On the Wharfe, Bolton Abbey
William Callow
An item at Metropolitan Museum of Art
This drawing demonstrates Callow’s mastery of watercolor as a sketching medium. He applied wet pigment onto dampened paper in some portions of the sheet and used a dry-brush technique in others. Earlier in his career the artist had worked in Paris and was influenced by artists in the circle of Richard Parkes Bonington (1802-1828). From them Callow learned how to construct lucid, fluidly painted compositions and developed a taste for luminous color. He returned to England in 1841 and made this sketch during an 1858 trip to Yorkshire. An inscription at lower left dates his visit to September 30th and identifies the subject as the River Wharfe near Bolton Abbey, a stretch of water renowned for its natural beauty.
Drawings and Prints
An exhibit at Metropolitan Museum of Art
The Department’s vast collection of works on paper comprises approximately 21,000 drawings, 1.2 million prints, and 12,000 illustrated books created in Europe and the Americas from about 1400 to the present day.

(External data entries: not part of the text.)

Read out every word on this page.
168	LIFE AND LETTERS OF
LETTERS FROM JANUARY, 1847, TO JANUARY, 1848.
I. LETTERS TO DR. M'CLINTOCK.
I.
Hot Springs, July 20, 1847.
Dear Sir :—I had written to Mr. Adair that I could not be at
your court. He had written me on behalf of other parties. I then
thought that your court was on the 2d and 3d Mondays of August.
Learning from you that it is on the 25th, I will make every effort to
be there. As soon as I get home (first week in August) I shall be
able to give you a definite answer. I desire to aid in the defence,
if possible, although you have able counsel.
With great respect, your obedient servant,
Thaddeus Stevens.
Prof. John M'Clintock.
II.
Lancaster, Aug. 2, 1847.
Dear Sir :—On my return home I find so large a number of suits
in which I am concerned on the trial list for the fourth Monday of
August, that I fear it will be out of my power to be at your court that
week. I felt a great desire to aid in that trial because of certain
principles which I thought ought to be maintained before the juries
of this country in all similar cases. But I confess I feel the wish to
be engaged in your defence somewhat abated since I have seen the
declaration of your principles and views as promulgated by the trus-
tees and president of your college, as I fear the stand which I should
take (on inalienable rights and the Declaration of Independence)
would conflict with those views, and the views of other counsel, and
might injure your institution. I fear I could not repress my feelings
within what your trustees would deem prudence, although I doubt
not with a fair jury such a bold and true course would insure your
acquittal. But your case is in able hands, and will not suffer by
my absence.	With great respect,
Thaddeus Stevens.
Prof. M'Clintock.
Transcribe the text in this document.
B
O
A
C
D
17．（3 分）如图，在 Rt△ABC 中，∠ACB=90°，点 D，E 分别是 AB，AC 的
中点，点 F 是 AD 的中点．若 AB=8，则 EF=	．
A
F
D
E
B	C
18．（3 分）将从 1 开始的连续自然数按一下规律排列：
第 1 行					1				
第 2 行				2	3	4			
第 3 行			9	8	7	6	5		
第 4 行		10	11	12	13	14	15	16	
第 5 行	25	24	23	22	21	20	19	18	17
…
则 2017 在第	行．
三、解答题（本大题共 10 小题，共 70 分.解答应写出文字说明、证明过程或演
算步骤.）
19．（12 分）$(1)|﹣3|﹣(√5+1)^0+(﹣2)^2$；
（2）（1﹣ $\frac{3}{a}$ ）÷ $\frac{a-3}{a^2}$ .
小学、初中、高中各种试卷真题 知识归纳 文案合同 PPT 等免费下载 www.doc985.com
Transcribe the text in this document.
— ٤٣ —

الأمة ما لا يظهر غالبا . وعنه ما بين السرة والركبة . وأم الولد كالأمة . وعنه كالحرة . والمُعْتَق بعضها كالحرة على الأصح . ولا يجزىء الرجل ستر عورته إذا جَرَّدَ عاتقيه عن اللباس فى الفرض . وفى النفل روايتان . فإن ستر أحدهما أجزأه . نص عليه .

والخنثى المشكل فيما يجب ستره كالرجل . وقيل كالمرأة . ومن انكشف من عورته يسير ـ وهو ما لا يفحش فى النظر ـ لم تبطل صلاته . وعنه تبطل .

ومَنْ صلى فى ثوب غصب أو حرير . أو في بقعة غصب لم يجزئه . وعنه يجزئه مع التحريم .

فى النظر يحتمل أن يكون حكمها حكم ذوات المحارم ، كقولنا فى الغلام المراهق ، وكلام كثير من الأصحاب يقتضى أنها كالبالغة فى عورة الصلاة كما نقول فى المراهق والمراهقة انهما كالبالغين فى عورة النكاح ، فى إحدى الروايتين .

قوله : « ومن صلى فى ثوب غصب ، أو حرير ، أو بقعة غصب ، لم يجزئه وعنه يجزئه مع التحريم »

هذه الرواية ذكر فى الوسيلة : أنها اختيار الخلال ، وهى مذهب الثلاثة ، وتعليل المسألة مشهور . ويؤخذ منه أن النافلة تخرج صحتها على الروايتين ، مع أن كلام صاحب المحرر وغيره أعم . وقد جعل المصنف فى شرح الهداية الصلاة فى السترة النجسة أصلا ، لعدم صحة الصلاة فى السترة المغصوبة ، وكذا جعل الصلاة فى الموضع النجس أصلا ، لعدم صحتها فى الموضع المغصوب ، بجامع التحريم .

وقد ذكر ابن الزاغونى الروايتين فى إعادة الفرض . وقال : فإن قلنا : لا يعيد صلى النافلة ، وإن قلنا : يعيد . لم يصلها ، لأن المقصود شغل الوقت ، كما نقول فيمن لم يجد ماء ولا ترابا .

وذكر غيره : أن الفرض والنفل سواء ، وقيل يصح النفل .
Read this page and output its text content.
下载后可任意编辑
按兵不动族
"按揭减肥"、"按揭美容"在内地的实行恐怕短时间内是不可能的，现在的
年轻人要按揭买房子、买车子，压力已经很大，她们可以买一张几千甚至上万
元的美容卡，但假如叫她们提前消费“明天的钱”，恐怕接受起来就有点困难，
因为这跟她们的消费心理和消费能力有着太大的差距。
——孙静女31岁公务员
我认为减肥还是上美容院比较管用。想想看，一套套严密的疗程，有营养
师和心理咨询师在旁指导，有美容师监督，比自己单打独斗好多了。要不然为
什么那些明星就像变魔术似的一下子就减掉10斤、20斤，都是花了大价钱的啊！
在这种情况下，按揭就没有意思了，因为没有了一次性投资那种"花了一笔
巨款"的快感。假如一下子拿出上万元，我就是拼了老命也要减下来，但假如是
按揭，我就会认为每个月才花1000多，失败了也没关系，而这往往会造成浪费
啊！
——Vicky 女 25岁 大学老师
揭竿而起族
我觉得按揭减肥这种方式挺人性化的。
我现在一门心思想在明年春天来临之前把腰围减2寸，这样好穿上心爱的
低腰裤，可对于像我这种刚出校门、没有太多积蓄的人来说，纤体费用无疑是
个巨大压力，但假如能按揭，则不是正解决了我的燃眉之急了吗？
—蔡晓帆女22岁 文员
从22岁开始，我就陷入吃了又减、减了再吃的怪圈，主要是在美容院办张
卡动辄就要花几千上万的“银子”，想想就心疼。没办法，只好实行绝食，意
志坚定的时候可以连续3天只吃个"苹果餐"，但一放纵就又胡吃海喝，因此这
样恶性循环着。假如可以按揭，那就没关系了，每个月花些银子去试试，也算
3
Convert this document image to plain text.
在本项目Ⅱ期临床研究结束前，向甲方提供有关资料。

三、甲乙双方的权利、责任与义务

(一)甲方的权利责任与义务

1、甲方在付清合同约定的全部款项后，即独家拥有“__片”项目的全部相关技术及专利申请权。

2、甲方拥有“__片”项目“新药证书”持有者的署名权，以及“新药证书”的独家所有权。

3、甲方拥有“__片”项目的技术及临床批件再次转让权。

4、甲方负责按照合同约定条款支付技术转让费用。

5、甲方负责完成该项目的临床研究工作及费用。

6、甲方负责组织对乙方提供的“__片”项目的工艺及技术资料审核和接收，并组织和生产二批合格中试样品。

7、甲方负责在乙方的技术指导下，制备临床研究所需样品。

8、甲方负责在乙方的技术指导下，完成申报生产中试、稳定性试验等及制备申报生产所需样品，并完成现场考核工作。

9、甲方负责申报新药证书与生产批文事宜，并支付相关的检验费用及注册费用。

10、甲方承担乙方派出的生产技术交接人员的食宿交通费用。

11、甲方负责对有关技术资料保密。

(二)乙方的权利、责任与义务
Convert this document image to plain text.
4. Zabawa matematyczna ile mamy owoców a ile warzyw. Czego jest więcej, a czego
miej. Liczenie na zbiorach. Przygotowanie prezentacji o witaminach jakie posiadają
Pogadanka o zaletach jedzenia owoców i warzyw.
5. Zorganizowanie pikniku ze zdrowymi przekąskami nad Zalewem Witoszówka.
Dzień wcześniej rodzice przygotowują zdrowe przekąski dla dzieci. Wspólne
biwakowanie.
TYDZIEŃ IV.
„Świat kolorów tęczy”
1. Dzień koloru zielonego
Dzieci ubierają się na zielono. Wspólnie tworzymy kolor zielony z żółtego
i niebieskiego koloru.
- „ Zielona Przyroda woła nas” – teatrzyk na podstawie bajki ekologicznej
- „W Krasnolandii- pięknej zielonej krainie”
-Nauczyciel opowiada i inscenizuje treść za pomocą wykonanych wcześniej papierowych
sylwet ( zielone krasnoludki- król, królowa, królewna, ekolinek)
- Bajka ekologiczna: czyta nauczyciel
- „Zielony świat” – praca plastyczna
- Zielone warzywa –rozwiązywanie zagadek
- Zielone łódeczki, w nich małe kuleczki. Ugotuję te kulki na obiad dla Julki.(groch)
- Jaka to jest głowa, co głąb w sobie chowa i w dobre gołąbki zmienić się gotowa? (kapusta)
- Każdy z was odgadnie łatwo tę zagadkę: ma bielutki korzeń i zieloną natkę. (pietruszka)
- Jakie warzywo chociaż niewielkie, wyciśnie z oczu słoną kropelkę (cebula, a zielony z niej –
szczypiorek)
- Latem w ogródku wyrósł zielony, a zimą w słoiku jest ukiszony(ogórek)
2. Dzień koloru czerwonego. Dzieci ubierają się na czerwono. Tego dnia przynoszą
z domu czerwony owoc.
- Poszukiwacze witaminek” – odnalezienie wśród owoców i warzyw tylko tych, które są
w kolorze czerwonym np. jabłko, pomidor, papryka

Since its foundation in 1916, the Department has been committed to collecting a wide range of works on paper, which includes both pieces that are incredibly rare and lauded for their aesthetic appeal, as well as material that is more popular, functional, and ephemeral. The broad scope of the department’s collecting encourages questions of connoisseurship as well as those pertaining to function and context, and demonstrates the vital role that prints, drawings, and illustrated books have played throughout history.